Well I have brown skin and I too don’t get much sun light. I am also very THIN and TALL(5.11ft). Do these factors come into consideration. Height mostly does what about WEIGHT? I mean I have less wt than I should have if we go my the charts.
I also have both RSI and EYE-STRAIN(described below) and both are pretty severe if you ask me.
RSI: my shoulder and neck and lower back muscles infact my full back has tight muscles which also gives me tingling-pins-needles and stiff/tight like pain in elbow, fore arms and wrist even fingers. This happens withing mins of sitting on the computer or using my android phone(while using d swype keypad on it). I’m following all your tips for it.
AND
eye-strain: which starts almost instantly once I start reading on comp or pdf on my phone and watching TV. For this too I’ll follow your ideas after getting my neck muscles loose with myotherapy as you say then foam roller.
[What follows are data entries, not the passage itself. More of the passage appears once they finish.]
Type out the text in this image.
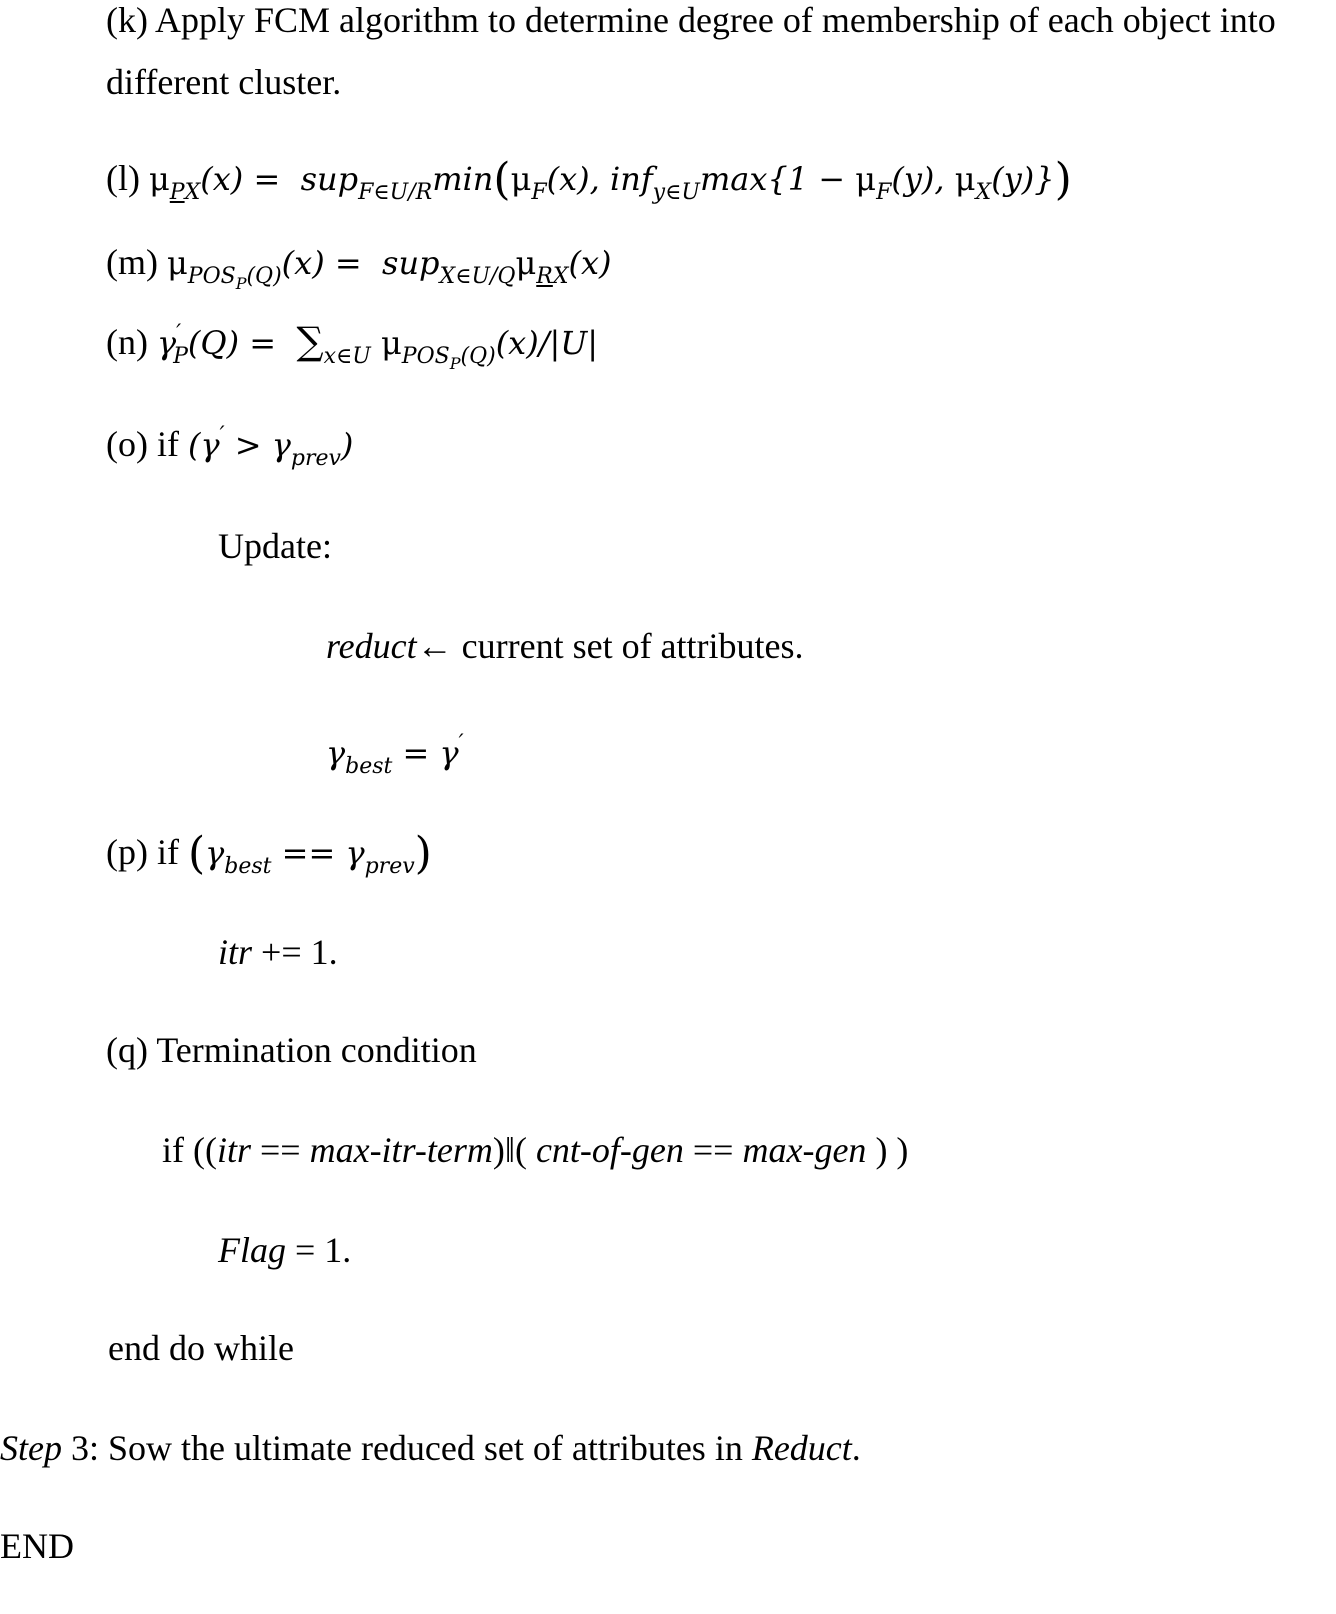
(k) Apply FCM algorithm to determine degree of membership of each object into
different cluster.
(l) $\mu_{PX}(x) = sup_{F\in U/R}\min(\mu_F(x)$, $inf_{y\in U}\max\{1 - \mu_F(y)$, $\mu_X(y)$})
(m) $\mu_{POS_P(Q)}(x) = sup_{X\in U/Q}\mu_{RX}(x)$
(n) $\gamma'_P(Q) = \sum_{x\in U}$ $\mu_{POS_P(Q)}(x)/|U|$
(o) if $(\gamma' > \gamma_{prev})$
Update:
reduct← current set of attributes.
$\gamma_{best} = \gamma'$
(p) if $(\gamma_{best} == \gamma_{prev})$
itr += 1.
(q) Termination condition
if ((itr == max-itr-term)‖( cnt-of-gen == max-gen ) )
Flag = 1.
end do while
Step 3: Sow the ultimate reduced set of attributes in Reduct.
END
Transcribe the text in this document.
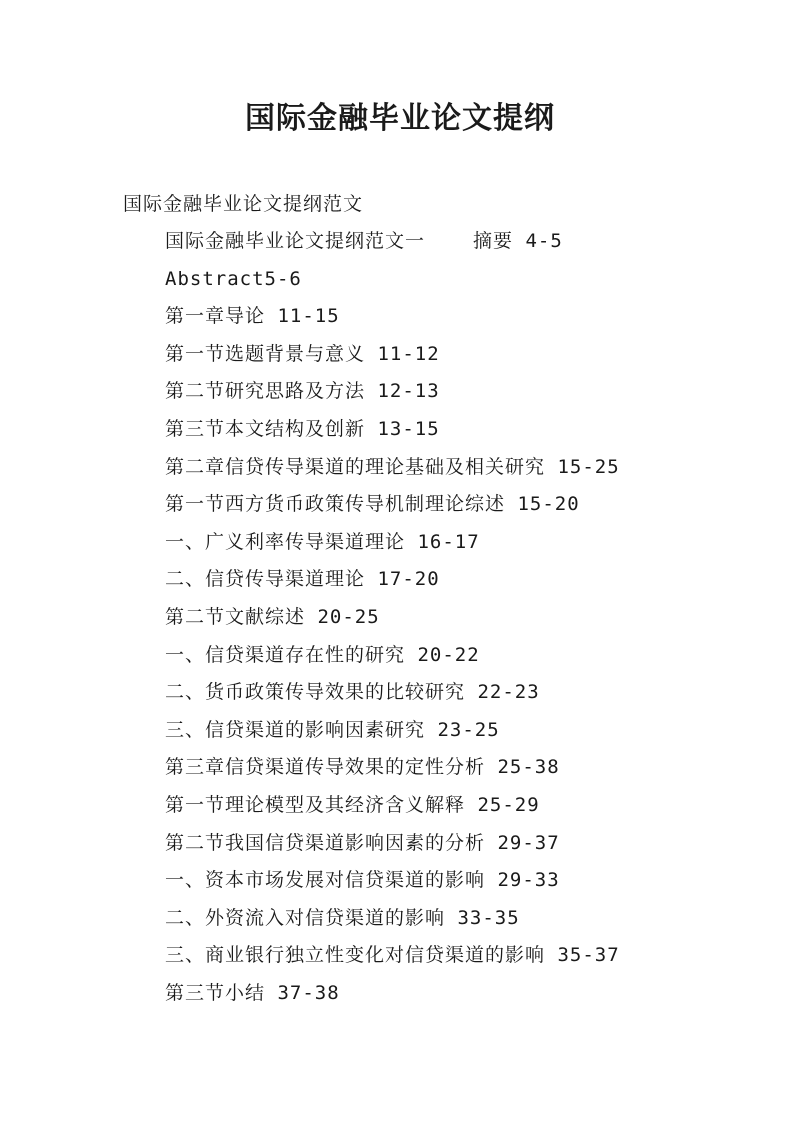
国际金融毕业论文提纲

国际金融毕业论文提纲范文

国际金融毕业论文提纲范文一	摘要 4-5
Abstract5-6
第一章导论 11-15
第一节选题背景与意义 11-12
第二节研究思路及方法 12-13
第三节本文结构及创新 13-15
第二章信贷传导渠道的理论基础及相关研究 15-25
第一节西方货币政策传导机制理论综述 15-20
一、广义利率传导渠道理论 16-17
二、信贷传导渠道理论 17-20
第二节文献综述 20-25
一、信贷渠道存在性的研究 20-22
二、货币政策传导效果的比较研究 22-23
三、信贷渠道的影响因素研究 23-25
第三章信贷渠道传导效果的定性分析 25-38
第一节理论模型及其经济含义解释 25-29
第二节我国信贷渠道影响因素的分析 29-37
一、资本市场发展对信贷渠道的影响 29-33
二、外资流入对信贷渠道的影响 33-35
三、商业银行独立性变化对信贷渠道的影响 35-37
第三节小结 37-38
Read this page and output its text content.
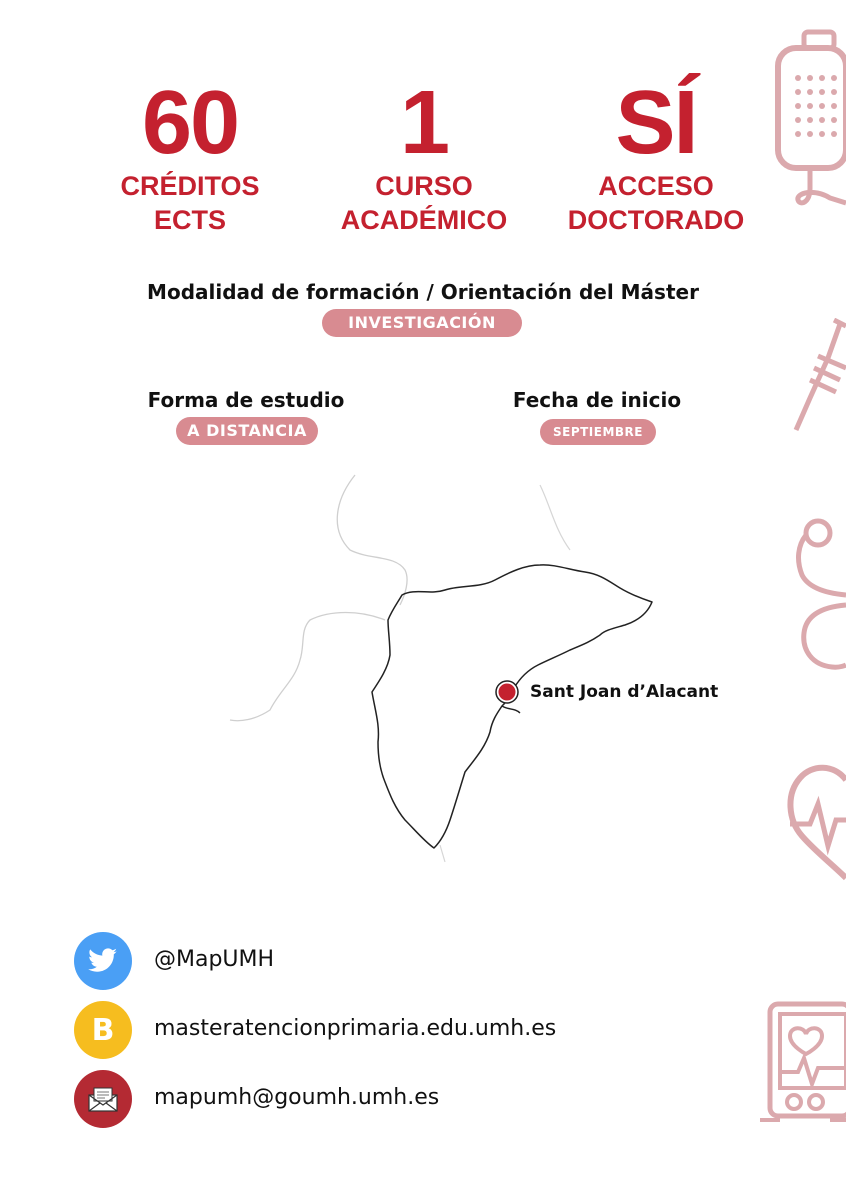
60
CRÉDITOS
ECTS
1
CURSO
ACADÉMICO
SÍ
ACCESO
DOCTORADO
Modalidad de formación / Orientación del Máster
INVESTIGACIÓN
Forma de estudio
A DISTANCIA
Fecha de inicio
SEPTIEMBRE
Sant Joan d’Alacant
@MapUMH
B masteratencionprimaria.edu.umh.es
mapumh@goumh.umh.es
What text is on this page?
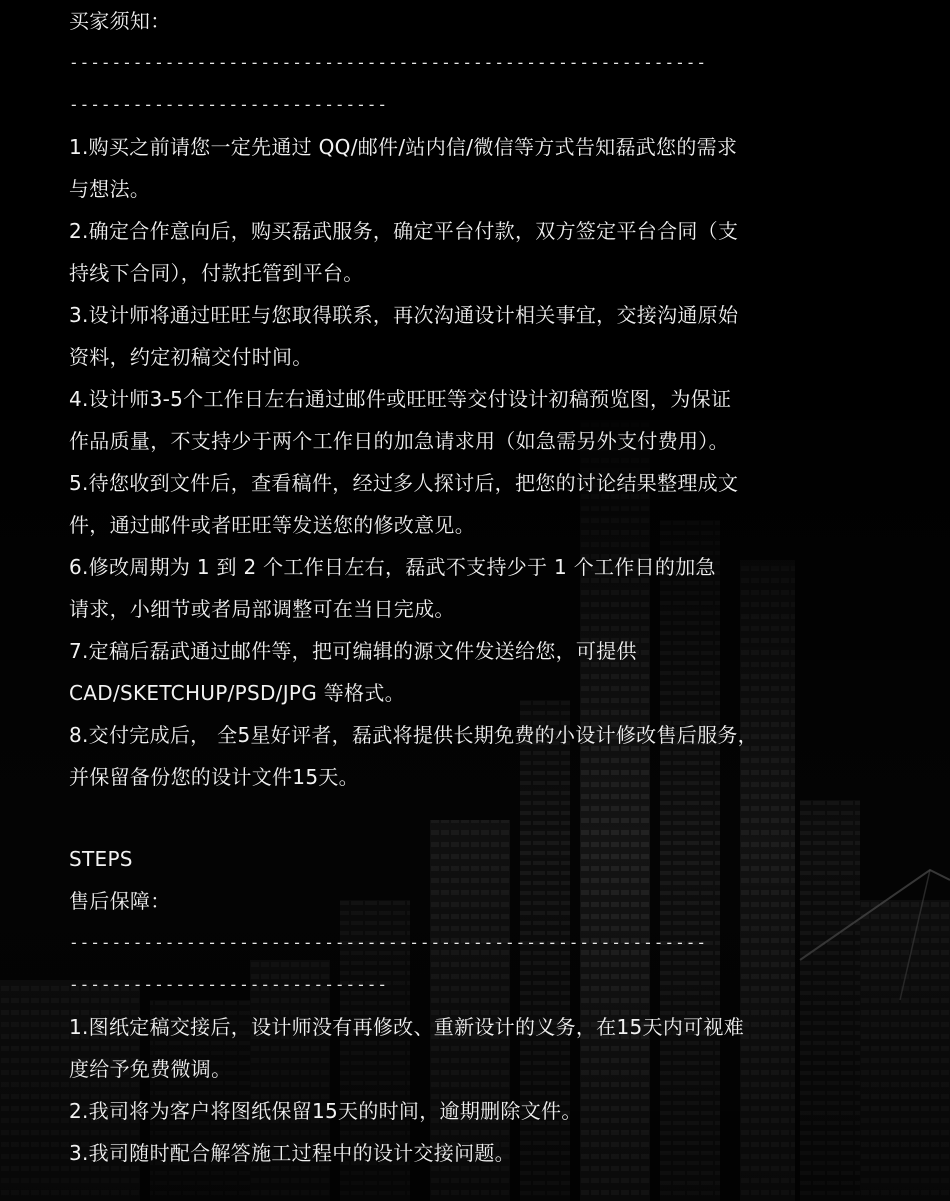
买家须知：
------------------------------------------------------------
------------------------------
1.购买之前请您一定先通过 QQ/邮件/站内信/微信等方式告知磊武您的需求
与想法。
2.确定合作意向后，购买磊武服务，确定平台付款，双方签定平台合同（支
持线下合同），付款托管到平台。
3.设计师将通过旺旺与您取得联系，再次沟通设计相关事宜，交接沟通原始
资料，约定初稿交付时间。
4.设计师3-5个工作日左右通过邮件或旺旺等交付设计初稿预览图，为保证
作品质量，不支持少于两个工作日的加急请求用（如急需另外支付费用）。
5.待您收到文件后，查看稿件，经过多人探讨后，把您的讨论结果整理成文
件，通过邮件或者旺旺等发送您的修改意见。
6.修改周期为 1 到 2 个工作日左右，磊武不支持少于 1 个工作日的加急
请求，小细节或者局部调整可在当日完成。
7.定稿后磊武通过邮件等，把可编辑的源文件发送给您，可提供
CAD/SKETCHUP/PSD/JPG 等格式。
8.交付完成后， 全5星好评者，磊武将提供长期免费的小设计修改售后服务，
并保留备份您的设计文件15天。
STEPS
售后保障：
------------------------------------------------------------
------------------------------
1.图纸定稿交接后，设计师没有再修改、重新设计的义务，在15天内可视难
度给予免费微调。
2.我司将为客户将图纸保留15天的时间，逾期删除文件。
3.我司随时配合解答施工过程中的设计交接问题。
Allwyn, if this hypothesis is correct (and that’s a big if!), then you might have Vitamin D deficiency and therefore problems with your calcium system. I could be entirely wrong, so don’t take this as more than a hypothesis. Get blood tests done before you start consuming more of it. Having said that it appears that the type of Vitamin D obtained from the sun can’t become toxic. The body generates just the right amount. People with a darker skin usually need a longish time in the sun to get their Vitamin D, it appears.
For eye-strain – I’ve now brought down the symptoms very significantly and am documenting the various eye-exercises that helped me. Do keep a watch on eyestrain.sabhlokcity.com. Time permitting I might make a short video and upload on youtube.
Both RSI and eyestrain are curable (although these will recur unless one gives up using computers/ reading altogether).
Allwyn, I’ve updated the eyestrain blog for the list of exercises that have been helping me. If you find any others, please let me know. I did record a video of these exercises but the recording was defective. I’ve got no more time to devote to this, so hopefully the description of the eye exercises is clear enough.
Hello, did your experiment work out? Did vitamin D supplementation help out with your RSI? I have severe RSI very similar to Allwyns which started after I had a bad bike accident, and recently discovered I have low vitamin D 4.5 Ng/ml. So am wondering whether there is indeed a correlation as you have hypothesised.
i did try but have concluded that Vit. D is not a major issue in RSI/ eyestrain. Maybe a very minor issue.
It appears it may have other health benefits.